Some states explicitly exempt employers from accommodating marijuana use in or around the workplace. For example, Colorado’s law states that it “is not intended to require an employer to permit or accommodate the use, consumption, possession, transfer, display, transportation, sale or growing of marijuana in the workplace or affect the ability of employers to have policies restricting the use of marijuana by employees.” Similarly, the regulations implementing Massachusetts’ medical marijuana law make clear that employers are not required to offer “accommodation of any on-site medical use of marijuana in any place of employment.” 

The courts have also supported employers’ efforts to maintain a drug-free workplace. In Colorado, an appellate court has held that Colorado’s “lawful activities” statute did not protect an employee from termination after testing positive for marijuana, despite his status as a licensed medical marijuana patient. The court reasoned that because marijuana is still illegal under federal law, its use is not a “lawful activity” receiving protection.

U.S. Court of Appeals for the Sixth Circuit has also held that “private employees are not protected from disciplinary action as a result of their use of medical marijuana, nor are private employers required to accommodate the use of medical marijuana in the workplace.”

  1. Continue to comply with federal regulations.

Despite an increasingly liberal attitude towards marijuana by the states, federal regulations still prohibit the use of marijuana. For several classes of employees, federal regulations require regular testing for marijuana use. For example, the Department of Transportation has issued guidance for its Drug and Alcohol Testing Regulations, stating that “it remains unacceptable for any safety-sensitive employee subject to drug testing under the Department of Transportation’s regulations to use marijuana.” Safety‐sensitive transportation employees include pilots, school bus drivers, truck drivers, train engineers, subway operators, aircraft maintenance personnel, transit fire‐armed security personnel, ship captains, and pipeline emergency response personnel, among others.

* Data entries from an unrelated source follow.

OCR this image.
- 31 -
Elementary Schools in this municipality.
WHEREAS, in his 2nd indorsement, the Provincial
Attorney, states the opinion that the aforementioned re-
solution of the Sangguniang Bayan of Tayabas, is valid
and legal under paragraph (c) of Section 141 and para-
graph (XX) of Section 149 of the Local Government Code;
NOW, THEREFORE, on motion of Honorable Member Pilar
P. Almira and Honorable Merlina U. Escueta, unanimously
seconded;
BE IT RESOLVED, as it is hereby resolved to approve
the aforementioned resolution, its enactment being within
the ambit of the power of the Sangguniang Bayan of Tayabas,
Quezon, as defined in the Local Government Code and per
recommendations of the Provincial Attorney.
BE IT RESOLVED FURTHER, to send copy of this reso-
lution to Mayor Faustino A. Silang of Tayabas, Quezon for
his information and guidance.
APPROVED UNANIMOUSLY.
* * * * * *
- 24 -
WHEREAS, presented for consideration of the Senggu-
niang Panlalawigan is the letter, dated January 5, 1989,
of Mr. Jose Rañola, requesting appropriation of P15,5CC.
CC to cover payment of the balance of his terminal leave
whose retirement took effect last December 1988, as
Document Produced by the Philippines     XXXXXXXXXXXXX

Additionally, the Americans with Disabilities Act (ADA) does not require employers to allow marijuana use as a reasonable accommodation for an employee with a disability, even if that person is a registered medical marijuana patient. The Court of Appeals for the Ninth Circuit has held that “the ADA does not protect medical marijuana users who claim to face discrimination on the basis of their marijuana use.” Employers do not have to accommodate medical marijuana under the ADA because the ADA defines illegal drug use based on federal law, and so does not protect medical marijuana use.

  1. Review your drug use and drug testing policies.

Finally, review your drug policies to ensure that they clearly explain your expectations regarding impairment, marijuana use outside of company time, and drug testing. Of course, even the most well-written policy has little effect if it is not uniformly enforced, so be sure you are prepared to consistently follow your stated procedures.

As part of your review, be sure to articulate whether you wish to ban all employee drug use or merely impairment. Employers should be aware that the presence of THC (the active ingredient in marijuana) in an employee’s system may not indicate present impairment. While an employee may only feel the effects of marijuana for a matter of hours, THC can be detected for several days or even weeks if the employee is a frequent user. Different types of drug testing systems detect different levels of THC, and results can vary depending on whether a urine or blood test is used. Make sure the purposes of your policies are consistent with your testing regime, and consistent with state law.

As states continue to pass laws and regulations concerning medical and recreational marijuana use, employers will continue to be confronted with the need to comply with increasingly divergent state and federal law. Employers should closely monitor developments in their states and be prepared to periodically remind employees of their expectations and requirements.